The president signed an executive order last year instructing agencies to expand religious freedom under federal law, and HHS has been at the forefront of implementing that directive. The department issued rules in October that provided extensive religious and moral exemptions to the Affordable Care Act mandate that employers, including for-profit companies, offer free contraceptive coverage.

"President Trump promised the American people that his administration will defend the rights of conscience and religious freedom," said HHS Acting Secretary Eric Hargan in a statement Wednesday night. "That promise is fulfilled today, the Founding Fathers knew that a nation that respects the rights of conscience is more diverse and freer, and the new division of OCR will help make that vision a reality."

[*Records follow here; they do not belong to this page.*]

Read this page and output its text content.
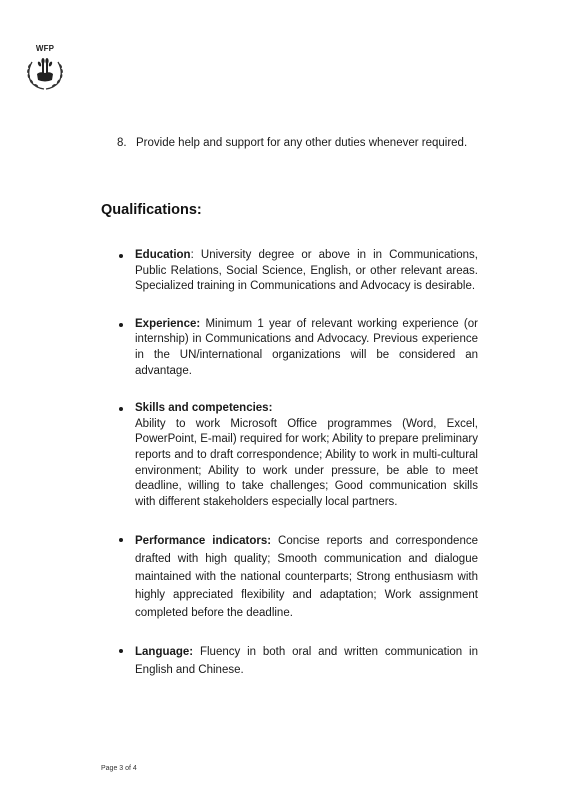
WFP
8. Provide help and support for any other duties whenever required.
Qualifications:
Education: University degree or above in in Communications, Public Relations, Social Science, English, or other relevant areas. Specialized training in Communications and Advocacy is desirable.
Experience: Minimum 1 year of relevant working experience (or internship) in Communications and Advocacy. Previous experience in the UN/international organizations will be considered an advantage.
Skills and competencies:
Ability to work Microsoft Office programmes (Word, Excel, PowerPoint, E-mail) required for work; Ability to prepare preliminary reports and to draft correspondence; Ability to work in multi-cultural environment; Ability to work under pressure, be able to meet deadline, willing to take challenges; Good communication skills with different stakeholders especially local partners.
Performance indicators: Concise reports and correspondence drafted with high quality; Smooth communication and dialogue maintained with the national counterparts; Strong enthusiasm with highly appreciated flexibility and adaptation; Work assignment completed before the deadline.
Language: Fluency in both oral and written communication in English and Chinese.
Page 3 of 4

Critics, however, said the move represented a major reversal of civil rights. 19659002] "It seems that the administration goes far beyond the reasonable adaptations that have existed for a long time in our laws, this is the use of religion to harm people because it disapproves of who they are," Harper Jean Tobin said in a statement. , policy director of the National Center for Transgender Equality. "The vast majority of the medical community is against any form of license to discriminate, that the administration is rushing such a transcendental rule in secret, hiding behind a vague description and potentially circumventing normal procedures, simply underlines how far they have been. deviating from the established law in this area. "

Sarah Warbelow, legal director of the Human Rights Campaign, said the policy seeks to "devalue the humanity of LGBTQ people."

"Every American deserves access to medically necessary medical care, and that medical care should not be determined by the personal opinions of individual health care providers or administrative personnel," he said.

"Awareness" protections have existed for decades, either in state statutes or as part of hospital policies, but some health care providers have said that they have not been sufficient to protect them. [19659002] In 2009, Cathy Cenzon-DeCarlo, a nurse at Mount Sinai Hospital in New York, was forced to help with a second-term abortion or face disciplinary action. She sued, but a court rejected her claim that Mount Sinai had violated federal protections because she received nearly $ 375 million in research funds from the National Institutes of Health. DeCarlo's complaint with the HHS Office of Civil Rights was not addressed until 2013, when the hospital changed its policies and procedures so that employees would no longer be forced to participate in abortions about their objections.

"We hope to see protections for life nurses such as Cathy DeCarlo … and other health professionals from being forced to participate in the destruction of innocent lives," Mallory Quigley, director of communications for Susan B, said in an e-mail. Anthony List, antiabortion.

However, Ben Brown, a gynecologist obstetrician in Chicago and a fellow Physicians for Reproductive Health, said the administration's new rule seems to go against the oaths that health professionals take when they enter their careers. of ethics in many hospitals and state statutes in many parts of the country that require basic care to be delivered to those who need it.

"Imposing your values ​​on a patient does not agree with our professional work as doctors," he said.

Louise Melling, legal assistant director of the American Civil Liberties Union, said Wednesday, the federal employment law allows workplaces to adapt to people's beliefs as long as they do not impose undue hardship.

"Religious freedom gives you according to your beliefs, but it does not give you the right to impose your beliefs on others or harm others, even to discriminate against others," Melling said.